When it came time in 2005 for veteran mosaic artist Julie Richey to get serious about her work in glass, she headed off to the Sestiere di Cannaregio in Venice and the Domus Orsoni.

There she found a remodeled and redesigned foundry that still produces smalti, or enameled glass, the same way it did a century ago. But Lucio Orsoni was now opening up his family’s generations-old home, process and materials to students of mosaic from around the world. He offered a studio for weeklong classes, five bedrooms for a B &B, a salon and breakfast area, a first-floor gallery and conference area, and a key to the front door.

Besides the freedom to come and go as she pleased, Julie had 24-hour access to the studio and a fantastic, color-infused array of materials with which to work.

“They make the glass out of silicon sand, minerals and pigments right there in the foundry,” she sas. “Every mineral fires differently. The kilns are always firing and the conveyer belt is 300 feet long. It gives off a pure color that’s very rare. And then you have the entire Orsoni palette, including all the gold you want, at your fingertips.”
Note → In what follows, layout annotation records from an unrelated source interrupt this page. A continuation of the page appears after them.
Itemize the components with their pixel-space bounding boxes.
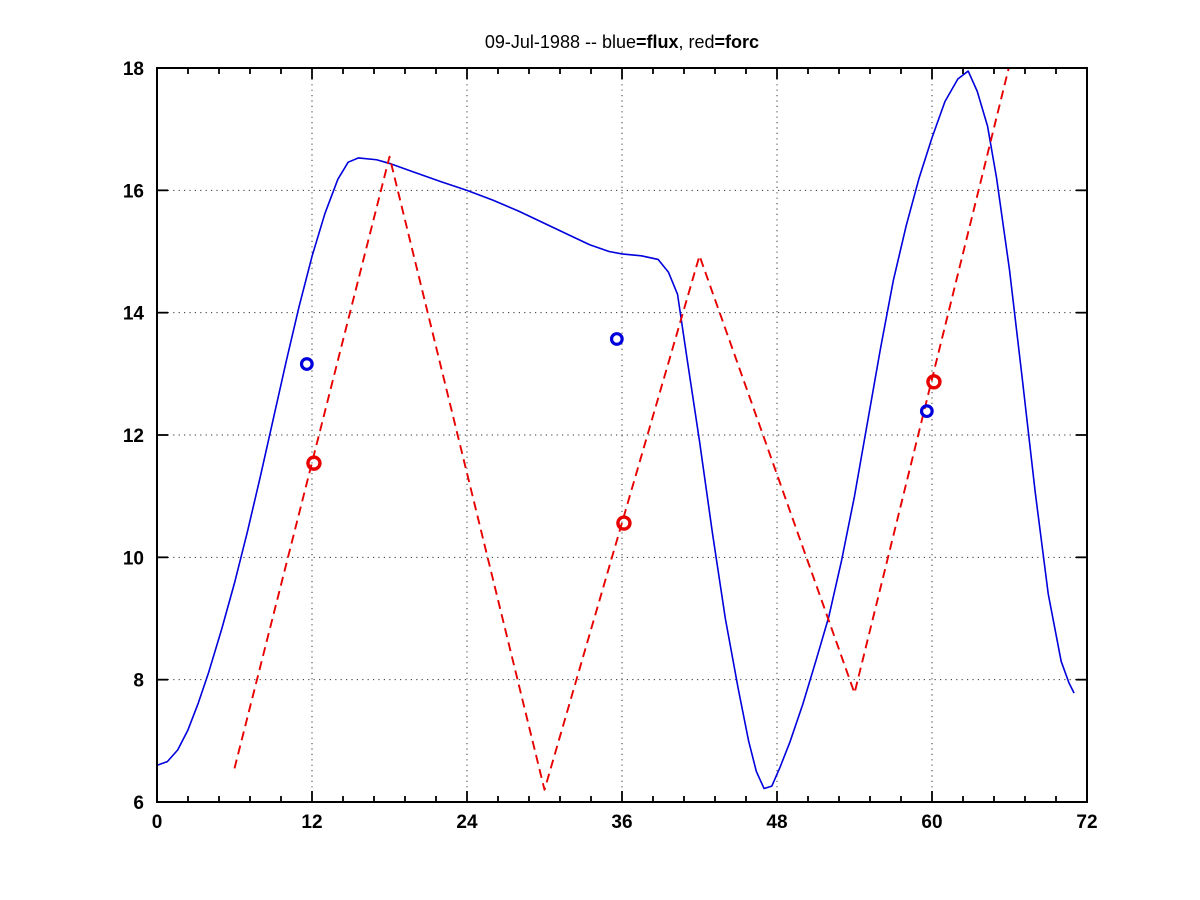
forc-line <box>233 68 1010 791</box>
forc-observations-marker-circle-icon <box>926 374 942 390</box>
y-tick-label: 16 <box>123 181 144 202</box>
forc-observations-marker-circle-icon <box>616 515 632 531</box>
flux-observations-marker-circle-icon <box>609 332 624 346</box>
x-tick-label: 12 <box>301 812 322 833</box>
y-tick-label: 12 <box>123 426 144 447</box>
x-tick-labels: 0 12 24 36 48 60 72 <box>152 812 1098 833</box>
y-tick-label: 8 <box>133 671 144 692</box>
x-tick-label: 72 <box>1076 812 1097 833</box>
y-tick-labels: 6 8 10 12 14 16 18 <box>123 59 145 814</box>
flux-observations-markers <box>299 332 934 419</box>
flux-observations-marker-circle-icon <box>299 357 314 371</box>
x-tick-label: 36 <box>611 812 632 833</box>
flux-line <box>157 70 1075 790</box>
forc-observations-marker-circle-icon <box>306 455 322 471</box>
axis-ticks <box>156 67 1088 803</box>
forc-observations-markers <box>306 374 942 531</box>
y-tick-label: 18 <box>123 59 144 80</box>
y-tick-label: 6 <box>133 793 144 814</box>
chart-title-text: , red <box>678 32 715 52</box>
flux-observations-marker-circle-icon <box>919 404 934 419</box>
chart-title-flux-label: =flux <box>636 32 679 52</box>
chart-title: 09-Jul-1988 -- blue=flux, red=forc <box>157 32 1087 53</box>
grid-lines <box>157 68 1087 802</box>
x-tick-label: 24 <box>456 812 478 833</box>
chart-title-forc-label: =forc <box>714 32 760 52</box>
y-tick-label: 10 <box>123 548 144 569</box>
x-tick-label: 60 <box>921 812 942 833</box>
y-tick-label: 14 <box>123 304 145 325</box>
chart-title-text: 09-Jul-1988 -- blue <box>484 32 636 52</box>
x-tick-label: 48 <box>766 812 787 833</box>
x-tick-label: 0 <box>152 812 163 833</box>
series-layer <box>157 68 1075 791</box>
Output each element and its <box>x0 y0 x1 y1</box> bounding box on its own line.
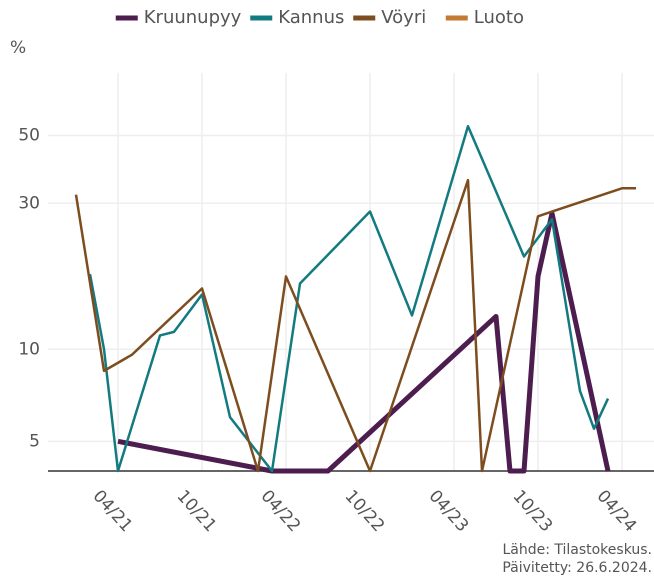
x-tick-label: 04/24 <box>593 486 641 536</box>
legend-label: Kruunupyy <box>144 7 242 28</box>
x-tick-label: 10/23 <box>509 486 557 536</box>
y-tick-label: 50 <box>18 125 40 145</box>
x-tick-label: 04/22 <box>257 486 305 536</box>
x-tick-label: 10/21 <box>173 486 221 536</box>
y-tick-label: 10 <box>18 339 40 359</box>
series-line <box>88 124 610 473</box>
x-tick-label: 04/21 <box>89 486 137 536</box>
legend-label: Luoto <box>474 7 524 28</box>
series-line <box>117 210 611 474</box>
legend-label: Vöyri <box>381 7 426 28</box>
series-line <box>74 178 636 473</box>
y-axis-label: % <box>10 38 26 58</box>
legend-label: Kannus <box>278 7 344 28</box>
x-tick-label: 10/22 <box>341 486 389 536</box>
y-tick-label: 5 <box>29 431 40 451</box>
y-tick-label: 30 <box>18 193 40 213</box>
source-note: Lähde: Tilastokeskus. <box>502 542 652 558</box>
x-tick-label: 04/23 <box>425 486 473 536</box>
update-note: Päivitetty: 26.6.2024. <box>502 560 652 576</box>
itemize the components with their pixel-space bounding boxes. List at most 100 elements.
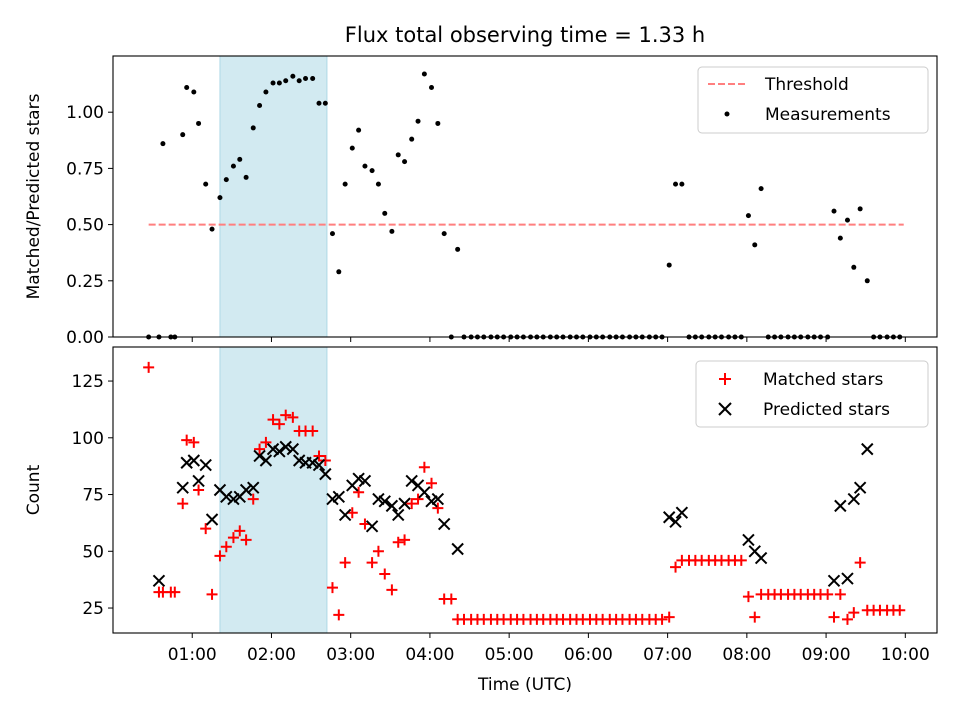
matched-point bbox=[260, 436, 272, 448]
ratio-panel: 0.00 0.25 0.50 0.75 1.00 Matched/Predicted s… bbox=[24, 55, 938, 348]
x-tick-label: 04:00 bbox=[405, 645, 454, 665]
measurement-point bbox=[864, 278, 870, 284]
measurement-point bbox=[217, 195, 223, 201]
y-axis-label: Matched/Predicted stars bbox=[24, 93, 44, 299]
predicted-point bbox=[312, 458, 326, 472]
measurement-point bbox=[362, 163, 368, 169]
measurement-point bbox=[831, 208, 837, 214]
measurement-point bbox=[191, 89, 197, 95]
matched-point bbox=[366, 557, 378, 569]
matched-point bbox=[169, 586, 181, 598]
matched-point bbox=[273, 418, 285, 430]
legend-box bbox=[695, 360, 929, 428]
observing-span bbox=[219, 55, 328, 338]
matched-point bbox=[333, 609, 345, 621]
matched-point bbox=[663, 611, 675, 623]
matched-point bbox=[193, 484, 205, 496]
measurement-point bbox=[263, 89, 269, 95]
matched-point bbox=[386, 584, 398, 596]
matched-point bbox=[445, 593, 457, 605]
measurement-point bbox=[752, 242, 758, 248]
x-ticks bbox=[191, 337, 906, 342]
predicted-point bbox=[431, 492, 445, 506]
measurement-point bbox=[283, 78, 289, 84]
measurement-point bbox=[402, 159, 408, 165]
observing-span bbox=[219, 346, 328, 634]
legend-predicted-swatch bbox=[718, 402, 732, 416]
x-axis: 01:00 02:00 03:00 04:00 05:00 06:00 07:00 08:00… bbox=[168, 633, 930, 665]
matched-point bbox=[749, 611, 761, 623]
predicted-point bbox=[451, 542, 464, 556]
matched-point bbox=[319, 454, 331, 466]
y-tick-label: 125 bbox=[72, 372, 104, 392]
matched-point bbox=[220, 541, 232, 553]
measurement-point bbox=[758, 186, 764, 192]
measurement-point bbox=[429, 84, 435, 90]
measurement-point bbox=[837, 235, 843, 241]
matched-point bbox=[227, 532, 239, 544]
measurement-point bbox=[844, 217, 850, 223]
measurement-point bbox=[666, 262, 672, 268]
measurement-point bbox=[679, 181, 685, 187]
measurement-point bbox=[421, 71, 427, 77]
measurement-point bbox=[342, 181, 348, 187]
predicted-point bbox=[180, 456, 193, 469]
measurement-point bbox=[375, 181, 381, 187]
measurement-point bbox=[296, 78, 302, 84]
predicted-point bbox=[742, 533, 755, 547]
legend-predicted-label: Predicted stars bbox=[763, 400, 890, 420]
legend-box bbox=[697, 66, 929, 134]
predicted-point bbox=[205, 513, 219, 526]
predicted-point bbox=[253, 449, 266, 463]
predicted-point bbox=[669, 515, 682, 528]
matched-point bbox=[894, 604, 906, 616]
legend-measurements-swatch bbox=[724, 111, 730, 117]
measurement-point bbox=[250, 125, 256, 131]
measurement-point bbox=[316, 100, 322, 106]
predicted-point bbox=[187, 454, 201, 467]
measurement-point bbox=[395, 152, 401, 158]
predicted-point bbox=[338, 508, 352, 522]
measurement-point bbox=[203, 181, 209, 187]
matched-point bbox=[339, 557, 351, 569]
predicted-points bbox=[152, 440, 874, 588]
plot-frame bbox=[112, 55, 938, 338]
predicted-point bbox=[841, 572, 854, 585]
y-tick-label: 0.25 bbox=[66, 272, 104, 292]
predicted-point bbox=[247, 481, 260, 494]
matched-point bbox=[234, 525, 246, 537]
measurement-point bbox=[243, 174, 249, 180]
y-tick-label: 0.00 bbox=[66, 328, 104, 348]
predicted-point bbox=[192, 474, 205, 488]
measurement-point bbox=[336, 269, 342, 275]
predicted-point bbox=[662, 511, 676, 524]
measurement-point bbox=[415, 118, 421, 124]
matched-point bbox=[834, 588, 846, 600]
matched-point bbox=[412, 493, 424, 505]
plot-frame bbox=[112, 346, 938, 634]
predicted-point bbox=[827, 574, 841, 588]
predicted-point bbox=[220, 490, 233, 504]
x-tick-label: 07:00 bbox=[643, 645, 692, 665]
matched-point bbox=[392, 536, 404, 548]
matched-points bbox=[143, 361, 906, 625]
matched-point bbox=[854, 557, 866, 569]
matched-point bbox=[418, 461, 430, 473]
y-axis: 25 50 75 100 125 bbox=[72, 372, 113, 619]
measurement-point bbox=[237, 156, 243, 162]
matched-point bbox=[670, 561, 682, 573]
matched-point bbox=[287, 411, 299, 423]
x-tick-label: 08:00 bbox=[722, 645, 771, 665]
matched-point bbox=[240, 534, 252, 546]
measurement-point bbox=[349, 145, 355, 151]
predicted-point bbox=[358, 474, 372, 488]
measurement-point bbox=[230, 163, 236, 169]
predicted-point bbox=[332, 490, 346, 504]
highlight-span bbox=[219, 55, 328, 338]
matched-point bbox=[742, 591, 754, 603]
matched-point bbox=[426, 477, 438, 489]
matched-point bbox=[206, 588, 218, 600]
matched-point bbox=[143, 361, 155, 373]
legend-matched-swatch bbox=[719, 373, 731, 385]
matched-point bbox=[822, 588, 834, 600]
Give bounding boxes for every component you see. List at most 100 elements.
Working alongside a group of friends as well as mothers, housewives and soccer moms taking a week off to feed their artistic development, she became enamored of the entire Orsoni state of grace.

She returned in October last year, to win the much-coveted 2009 Orsoni Award for Mosaic.

“It’s a wall relief – a shirt that’s 32 inches tall, 21 inches wide and 2 and a half inches deep,” she says. “It looks like a man’s nightgown or a draped shirt. It won for the use of materials in a unique way to create the mosaic.”

Indeed. The shirt’s motif was modeled after one of her husband’s cast-offs and inspired by her vision of the San Francisco skyline years ago, when Lucio Orsoni came to speak at a mosaic conference. “It’s San Francisco at night,” she says. “I carried it around in my head for years.”

Its form is a panel of Styrofoam, skim-coated with Thinset and fiberglass mesh, with aluminum mesh for the collar, all gauzed over with Plaster of Paris. “I laid the glass in on top of that, packing in the pieces next to each other,” she says. “When all that dries, you have a concrete form but a lightweight exterior.”

It’s neither the largest or smallest work for the artist who’s been practicing with glass, stone and marble in kitchens, baths and fireplaces for 20 years. Her smallest is a 2-inch by 2-inch micro-mosaic of the Venice skyline, and her largest is in the Dallas/Fort Worth airport’s Terminal D, where she recently installed a 320-square-foot floor mosaic in Italian glass called “Opus Romano.”

But it’s the courses at Domus Orsoni that are calling her name most often these days. “There’s a three-day class, a two week portraiture class, and a micro-mosaic class where you pull your own glass – you melt it yourself with a blowtorch, and pull it out in threads with a pair of pliers,” she says. “Then you embed them vertically.”